India's solar mission mandates local procurement of cells and modules
By 2022, India will need Rs 1.6 trillion worth solar modules at today's prices
US sees Indian policy as blocking business of its solar cell and module makers
This rider has irked the US administration, whose Under Secretary in International Trade Franciso Sanchez has urged India's renewable energy establishment
to open its doors to overseas manufacturers. India should not expand its "manufacturing base through measures like local content requirements and mandatory technology transfer requirements", Sanchez said at an industry event in India recently. "It will hurt local economic development in the long term." India, if given unrestricted access, is a lucrative market for US manufacturers such as First Solar, Sun Power, and Suniva. A Suniva spokesperson said on e-mail that the restrictions will preclude some of the latest and highest efficiency technologies from being utilised.
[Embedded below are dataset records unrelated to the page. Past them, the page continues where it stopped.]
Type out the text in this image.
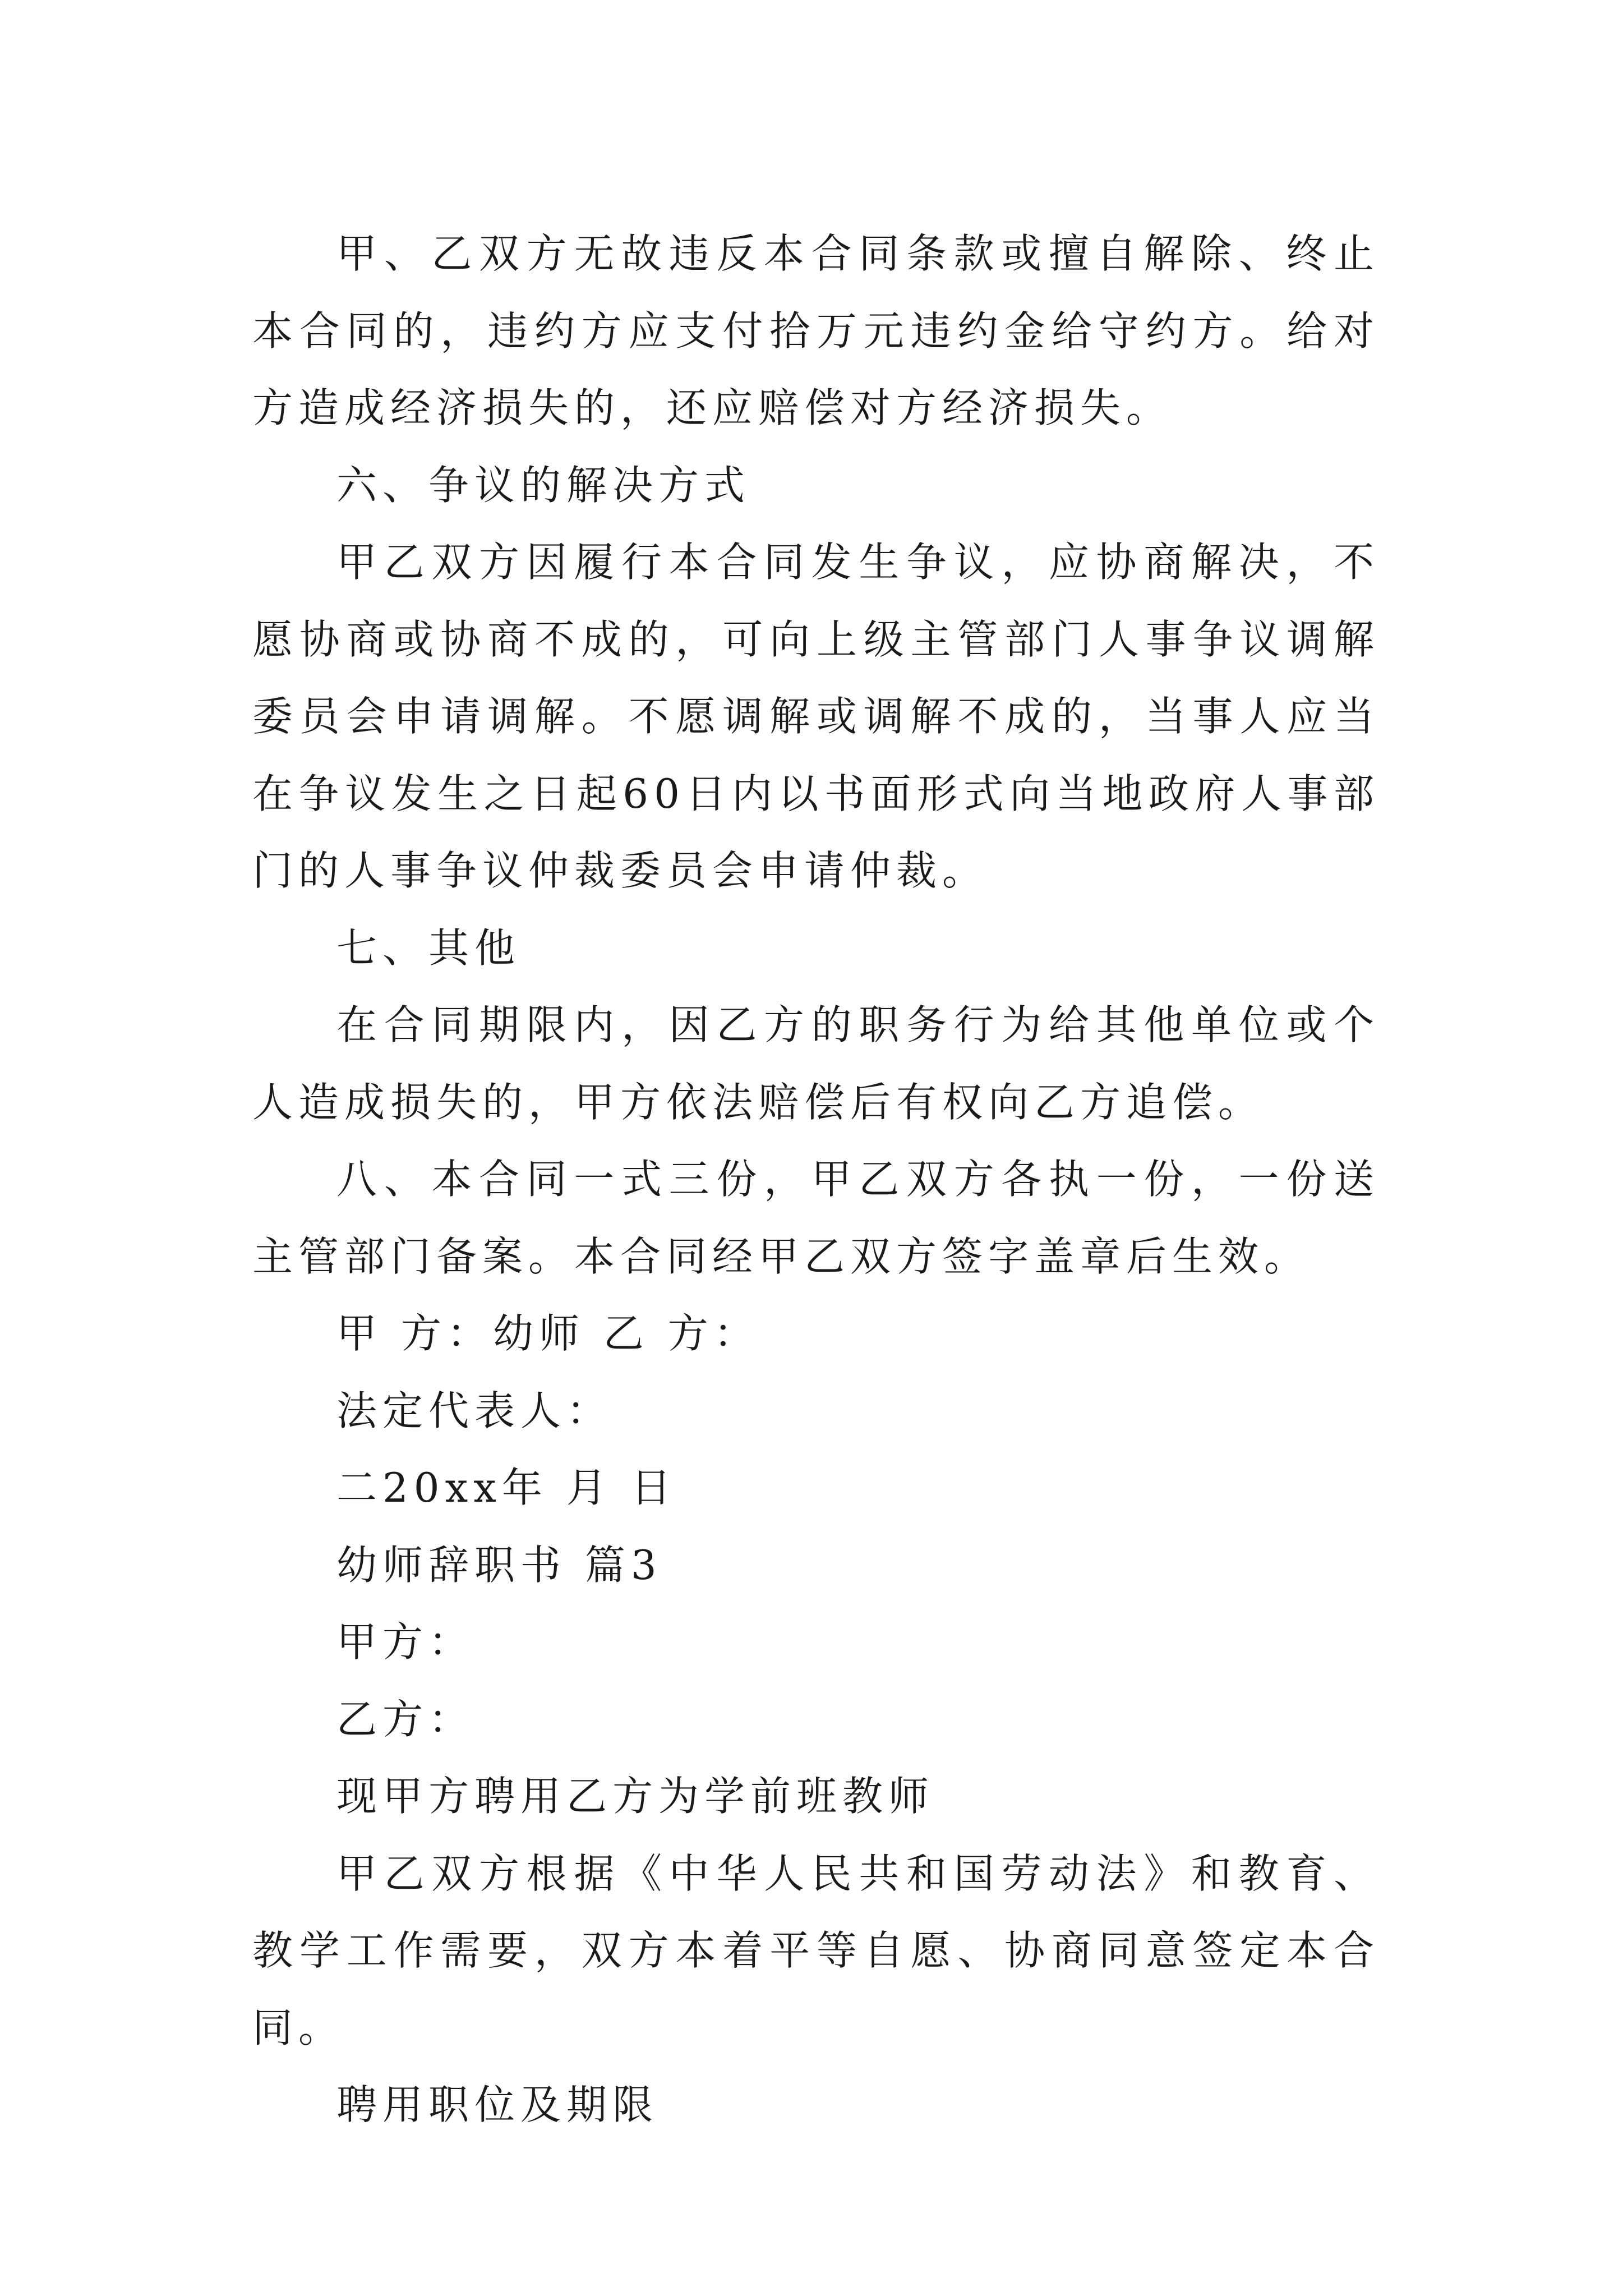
甲、乙双方无故违反本合同条款或擅自解除、终止本合同的，违约方应支付拾万元违约金给守约方。给对方造成经济损失的，还应赔偿对方经济损失。

六、争议的解决方式

甲乙双方因履行本合同发生争议，应协商解决，不愿协商或协商不成的，可向上级主管部门人事争议调解委员会申请调解。不愿调解或调解不成的，当事人应当在争议发生之日起60日内以书面形式向当地政府人事部门的人事争议仲裁委员会申请仲裁。

七、其他

在合同期限内，因乙方的职务行为给其他单位或个人造成损失的，甲方依法赔偿后有权向乙方追偿。

八、本合同一式三份，甲乙双方各执一份，一份送主管部门备案。本合同经甲乙双方签字盖章后生效。

甲 方：幼师 乙 方：

法定代表人：

二20xx年 月 日

幼师辞职书 篇3

甲方：

乙方：

现甲方聘用乙方为学前班教师

甲乙双方根据《中华人民共和国劳动法》和教育、教学工作需要，双方本着平等自愿、协商同意签定本合同。

聘用职位及期限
At the core of the Indian policy is an ambition to make it big in solar cells and panels. The country missed the semiconductor manufacturing bus in the 1970s and 1980s with large capacity being set up in Taiwan, Japan, China and Korea. The capitalintensive nature of chip manufacturing crowded out the possibility of fresh factory lines being set up elsewhere. Indian mandarins hope the country will have a headstart in solar panel capacity globally.
The policy is already helping domestic module makers - the large players such as Tata BP Solar, Moser Baer and BHEL, and midsized firms Titan Solar, Webel and HHV Solar. Any government policy involving subsidies should "obviously be linked to developing the domestic manufacturing capabilities and job creation," insists Prasanth Sakhamuri, Chairman of HHV Solar, a module maker at Dobbespet, near Bangalore.
Foreign solar module makers could still hope to sell to Indian developers not covered by the solar mission. For instance, states like Karnataka, Gujarat or Rajasthan are trying to evolve a reasonable mix of conventional and renewable energy. "Our own solar mission targets 200 MW by 2016, with a feed-in tariff of Rs 14.50 per unit. The developers are free to decide where they want to buy from," says S.Ramesh, Chief Engineer, Renewable Energy, Karnataka Power Corporation.
With sunlight available for a minimum of 300 days a year, India is seen the next big global solar energy market. The lobbying, then, is just beginning.